So, you may ask what cash reserves is and why it’s so important for the business to maintain a positive cash reserve.
Depending on the size and nature of the business, it’s critical that companies keep enough cash on hand to meet the short-term needs of the business, this is referred to as cash reserves. Simply put cash reserves are short-term deposits that provide companies with immediate access to funds in case there are issues with delays in revenue, collections and so forth. They ensure that the company is not forced into a negative cash position or unable to meet its commitments. Too large a reserve is not always the right solution either as it ties up cash that could be used to expand the business, limiting profits and growth. So, how much cash reserve should you have?
There is no straight answer as every business is different, but as a general guideline, we recommend approximately a 3-month cash reserve.
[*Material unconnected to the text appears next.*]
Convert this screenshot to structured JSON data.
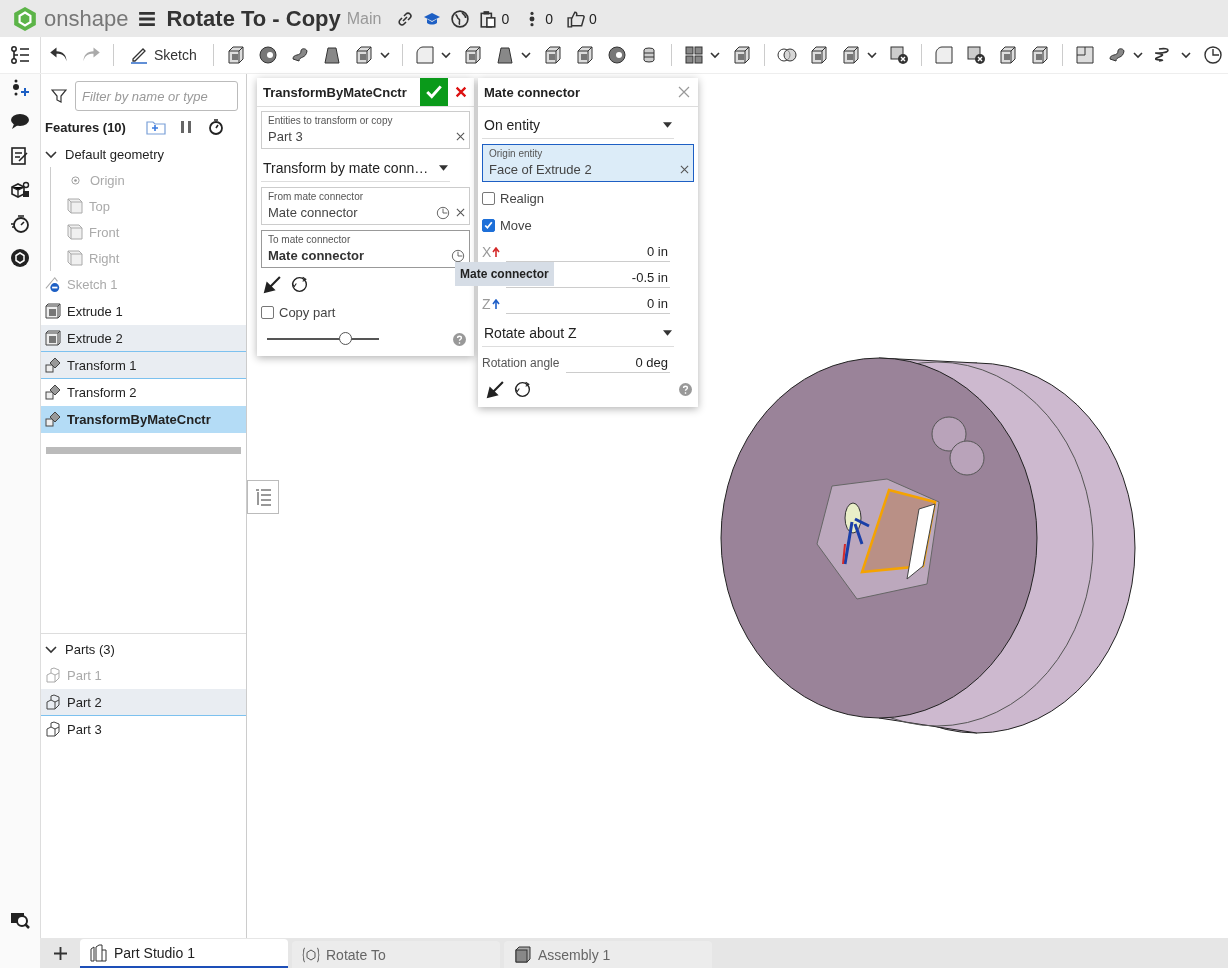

You should talk to your financial advisor to determine the right number for your business.
The importance of Cash Reserves
Cash reserves are critical in general because they enable a business to meet its financial needs in the event of cash flow issues and to plan for a variety of contingencies. These include operating reserves for the following items
- Revenue losses as a result of market fluctuations or lower-than-normal sales
- Payment delays from receivables that are greater than anticipated
- Cash shortages caused by payables that are due before receivables arrive; and
- Unanticipated operating expenditures
Without the cash reserves, any unexpected emergency would necessitate obtaining a loan, liquidating assets, or, in the worst-case scenario, temporarily closing the company. So, by having cash reserves, small businesses are able to help manage emergencies, make transactions, and cover unavoidable expenses. The key is to have enough and to avoid having too much cash, as the excess could be put to better use.
Cash Reserves Concerns
More than ever today, one of the most difficult tasks for small businesses is to develop their working capital and maintain their cash reserve. According to the survey of 3,316 small business owners, 32% of small businesses had just a month’s worth of cash on hand. Even worse, more than 15% of the small businesses have no financial deposits at all.
If we look at business segments, retailers (consumer goods) have the most cash flow problems based on lower gross margins and more variability in inventory turnover. Restaurants (food and beverage), creative categories (designers, entertainers, and artists), and gym owners and others in the sports and fitness industries are among those who follow.
What can I do to build Reserves?
Use Financing / Loan to build a reserves
One problem with building a reserve is that it has a cost: growth. The money you put into your cash reserve cannot be used to run your business or take on new clients. It’s not an easy trade-off: safety vs. growth.
There is one way to handle this problem. You can use financing to cover some of your business expenses while you build a cash reserve. This method can work well and help you build a reserve. Unfortunately, in most cases, companies only seek these loans when in the midst of a cash shortfall, either due to company or economic factors. At these times securing a loan is also difficult as the crisis makes the likelihood of getting funding approved lower.
At BPF Solutions we recommend you plan ahead and secure your cash reserve in good times, when approval is easier, and maintain it for the bad times.
This may sound counterintuitive, but during these times you aren’t desperate, and your business is in the best position to offers lenders confidence in your ability to service the debt. So, don’t wait. When your sales are strong and have a decent amount of receivables that’s the perfect time to secure a loan for your business.
It’s important to take the time to understand and document what your short- and long-term business objectives are and what’s your plan to get there. Play out both scenarios “Best and Worst” case scenario and define the strategy and action plan to tackle both. Most of the time we focus on the best case and Worse case gets ignored. Your company would do better if you are prepared to carry out your strategy in both scenarios rather than trying to find out what to do next.
The other step that is important is keeping track of your finances with the help of business intelligence. This includes your earnings, expenditures, accounts receivable, and everything else that influences your budget. Keeping a laser eye on your business will help you manage and keep your business health in check.